Выбрать главу

— Я не Дон Кихот, — Иннокентьев прошел наконец в комнату, присел на топчан в ногах у Глеба, — Подобной роскоши я себе позволить не вправе. И вообще этот тип давно свое отвоевал, пора и честь знать. Что же до порядочности — именно порядочный человек, прежде чем лезть на рожон, а тем более других за собой тянуть, должен хотя бы пораскинуть мозгами, чем все может закончиться. Мне ведь тоже неохота подставлять голый зад под розги. Это с одного тебя как с гуся вода.

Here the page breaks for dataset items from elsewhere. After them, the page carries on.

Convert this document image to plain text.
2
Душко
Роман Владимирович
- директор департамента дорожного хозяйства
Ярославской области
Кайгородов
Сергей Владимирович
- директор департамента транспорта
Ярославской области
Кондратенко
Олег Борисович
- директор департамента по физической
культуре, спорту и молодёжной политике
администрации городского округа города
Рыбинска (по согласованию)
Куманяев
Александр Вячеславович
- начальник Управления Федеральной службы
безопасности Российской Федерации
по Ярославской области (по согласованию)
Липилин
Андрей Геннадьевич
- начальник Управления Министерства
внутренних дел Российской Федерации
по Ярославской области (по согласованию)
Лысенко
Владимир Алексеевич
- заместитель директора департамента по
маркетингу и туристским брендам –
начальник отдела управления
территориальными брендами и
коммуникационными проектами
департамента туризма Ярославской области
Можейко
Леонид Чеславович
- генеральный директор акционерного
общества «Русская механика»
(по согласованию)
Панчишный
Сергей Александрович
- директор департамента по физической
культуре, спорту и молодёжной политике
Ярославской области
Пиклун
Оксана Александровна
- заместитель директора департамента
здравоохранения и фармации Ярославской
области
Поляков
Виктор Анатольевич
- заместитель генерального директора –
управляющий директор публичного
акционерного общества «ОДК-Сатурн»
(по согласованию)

— Ты хочешь — всерьез? — спросил сурово Ружин, — Давай поразмышляем, я не против.

— Ты бы хоть оделся! — неожиданно для себя самого взорвался Иннокентьев, — Хоть бы пузо прикрыл чем-нибудь!

— Если тебя смущает моя нагота… — Глеб тяжело перекатился на бок, спустил ноги на пол, но на большее его не хватило, он так и остался сидеть на лежаке, не сводя глаз со своих ступней с желтыми, неопрятно остриженными ногтями. — Истина, если ты вправду ее ищешь, и должна быть обнаженной, ей не пристало смущаться самой себя. Так поразмышляем о добром и вечном, или ты уже передумал?

— Мне не до того. Быть бы живу, как говорится, и на том спасибо.

— Тем более, — вопреки очевидной логике утвердился в своем намерении Глеб. — Сейчас пробил твой звездный, может быть, час, только ты боишься признаться себе в этом. Самое тебе время подумать о вечности.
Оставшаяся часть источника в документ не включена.